Im vierten Teil dieser Arbeit wird eine rechtsdogmatische Perspektive eingenommen und die Kooperationsbeschlüsse werden als Handlungsform des Unionsrechts konturiert. Die Handlungsformenperspektive stellt sich als überaus brauchbare Herangehensweise heraus, um den Kooperationsbeschlüssen festere Formen zuzuweisen. Die Untersuchung der formidentifizierenden Merkmale der Handlungsform ergibt eine Reihe von Merkmalen, die sich aus genetischen und textimmanenten Parametern zusammensetzen. Die (von den nur typischen Merkmalen zu unterscheidenden) konstitutiven formidentifizierenden Merkmale der Handlungsform werden zu einer formkonstituierenden Definition verwoben. Ein Beschluss des sekundären Kooperationsrechts definiert sich durch ein Kooperationsgremium als Rechtsetzungsorgan (genetische Parameter), die am Ende der Einleitungsformel befindliche Aktivkomponente mit einer formbezogenen Klausel (meist „beschließt“ oder „hat folgenden Beschluss angenommen“) sowie durch das Fehlen einer formellen Adressierung. Diese formellen Parameter erlauben eine klare Abgrenzung zu den bekannten Handlungsformen des Unionsrechts.
Hinsichtlich der Entwicklung formspezifischer Standards des Rechtsregimes konnten aus dem Unionsprimärrecht Anforderungen hinsichtlich der Zulässigkeit und Grenzen, der Rechtsnatur, des Rangs, des Wirkungsmodus, des Gültigkeitsregimes und nicht zuletzt des Kontrollregimes entwickelt werden. Von grundlegender Bedeutung für deren Bearbeitung sind die im Rahmen der vorangegangenen Teile der Arbeit, insbesondere im Rahmen der empirisch-statistischen Untersuchung, gewonnenen Einblicke. Ohne die methodische Auswertung der Praxis wäre eine Zusammenstellung der formidentifizierenden Merkmale nicht möglich gewesen.
Insgesamt konnte gezeigt werden, dass die Kooperationsbeschlüsse durch das Unionsprimärrecht eingehegt werden und trotz ihrer völkerrechtlichen Genese als Handlungsform gerade des Unionsrechts verstanden werden können. Die Liste der Einrichtungen der Union, die (teils sogar verbindliches) Recht setzen können, ist folglich mit den bekannten Rechtsetzungsorganen nicht abgeschlossen.

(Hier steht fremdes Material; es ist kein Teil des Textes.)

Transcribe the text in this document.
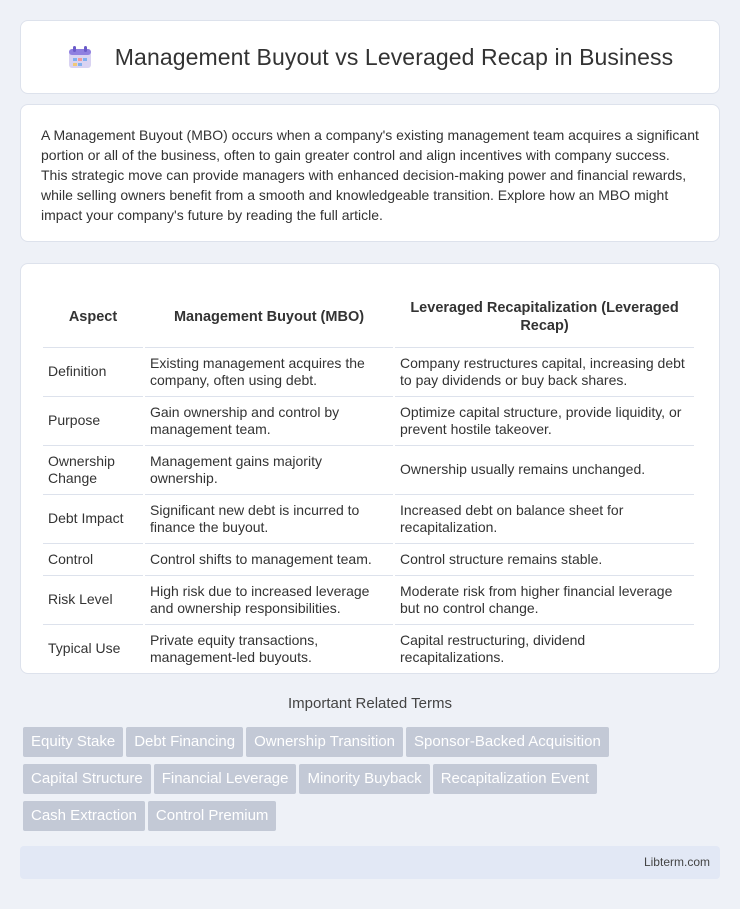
Management Buyout vs Leveraged Recap in Business

A Management Buyout (MBO) occurs when a company's existing management team acquires a significant portion or all of the business, often to gain greater control and align incentives with company success. This strategic move can provide managers with enhanced decision-making power and financial rewards, while selling owners benefit from a smooth and knowledgeable transition. Explore how an MBO might impact your company's future by reading the full article.

Aspect	Management Buyout (MBO)	Leveraged Recapitalization (Leveraged Recap)
Definition	Existing management acquires the company, often using debt.	Company restructures capital, increasing debt to pay dividends or buy back shares.
Purpose	Gain ownership and control by management team.	Optimize capital structure, provide liquidity, or prevent hostile takeover.
Ownership Change	Management gains majority ownership.	Ownership usually remains unchanged.
Debt Impact	Significant new debt is incurred to finance the buyout.	Increased debt on balance sheet for recapitalization.
Control	Control shifts to management team.	Control structure remains stable.
Risk Level	High risk due to increased leverage and ownership responsibilities.	Moderate risk from higher financial leverage but no control change.
Typical Use	Private equity transactions, management-led buyouts.	Capital restructuring, dividend recapitalizations.
Important Related Terms
Equity Stake Debt Financing Ownership Transition Sponsor-Backed Acquisition
Capital Structure Financial Leverage Minority Buyback Recapitalization Event
Cash Extraction Control Premium
Libterm.com
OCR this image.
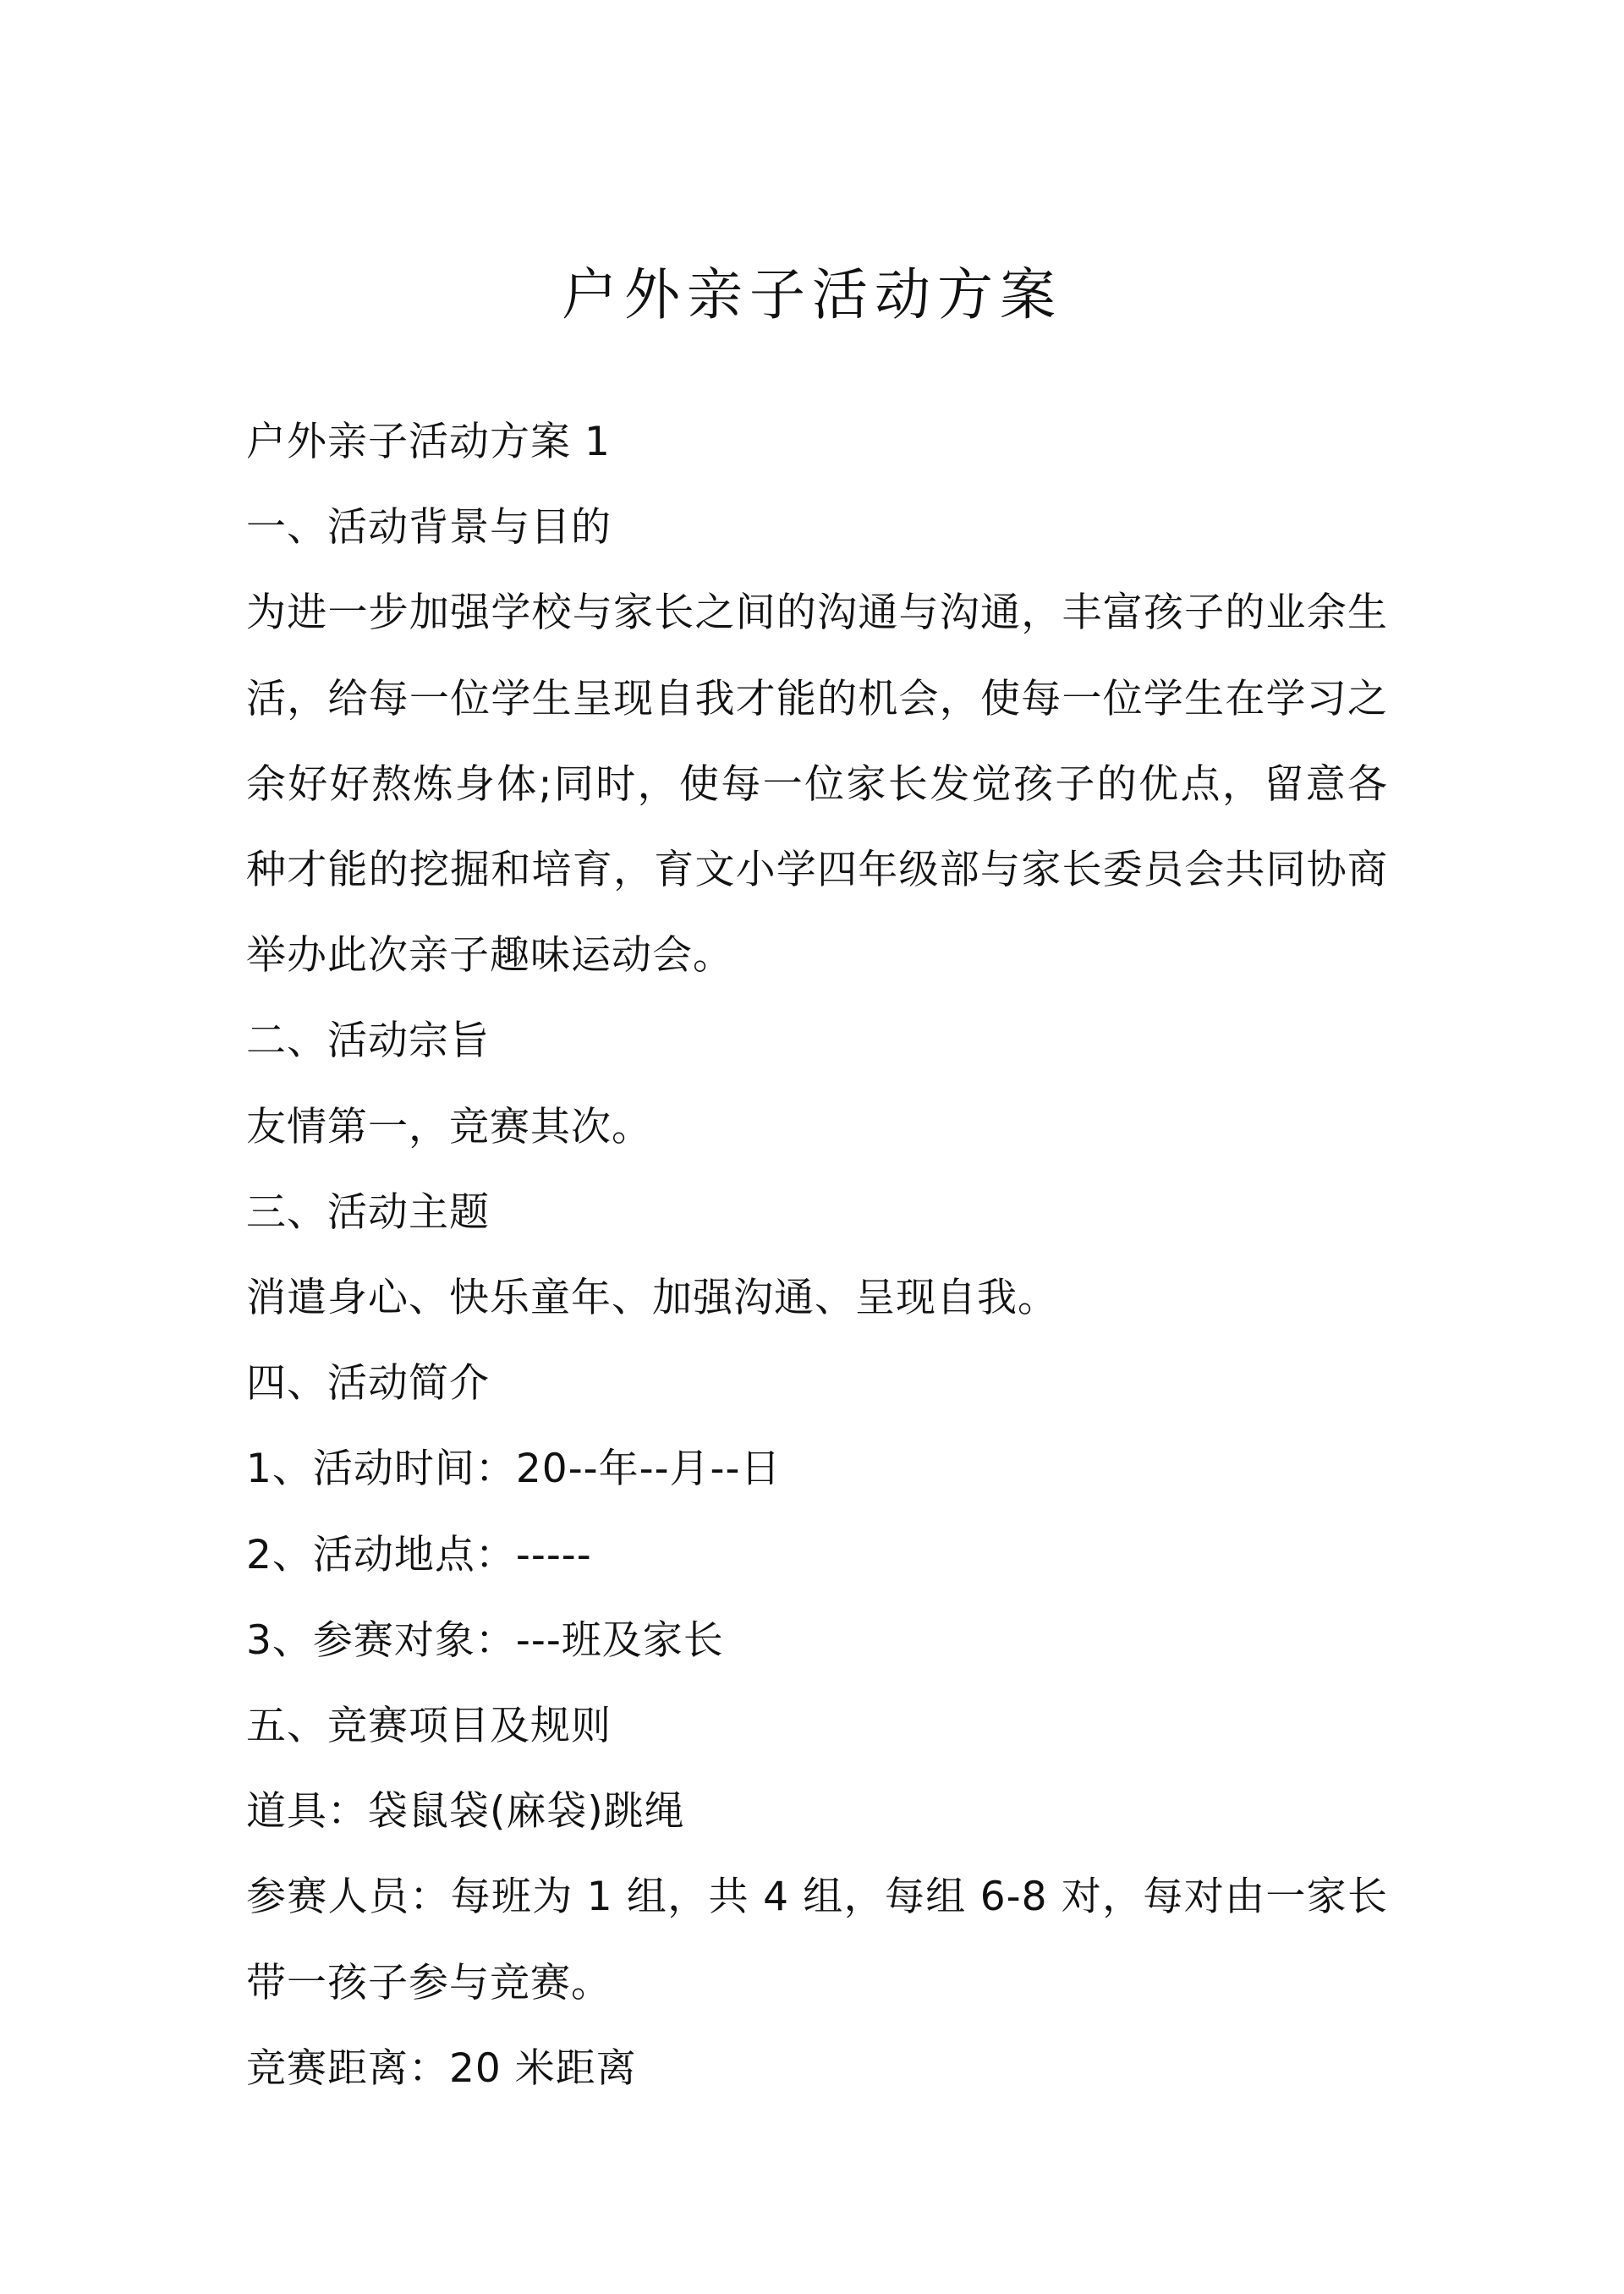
户外亲子活动方案

户外亲子活动方案 1

一、活动背景与目的

为进一步加强学校与家长之间的沟通与沟通，丰富孩子的业余生活，给每一位学生呈现自我才能的机会，使每一位学生在学习之余好好熬炼身体;同时，使每一位家长发觉孩子的优点，留意各种才能的挖掘和培育，育文小学四年级部与家长委员会共同协商举办此次亲子趣味运动会。

二、活动宗旨

友情第一，竞赛其次。

三、活动主题

消遣身心、快乐童年、加强沟通、呈现自我。

四、活动简介

1、活动时间：20--年--月--日

2、活动地点：-----

3、参赛对象：---班及家长

五、竞赛项目及规则

道具：袋鼠袋(麻袋)跳绳

参赛人员：每班为 1 组，共 4 组，每组 6-8 对，每对由一家长带一孩子参与竞赛。

竞赛距离：20 米距离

Ein bisher unkartographiertes Gebiet an der Schnittstelle zwischen Unions- und Völkerrecht, das auch in der Zufkunft eine wichtige, möglicherweise sogar zunehmende, Rolle im Bereich der Kooperation der Union mit Drittstaaten spielen könnte, wird daher durch die Arbeit empirisch und dogmatisch vermessen.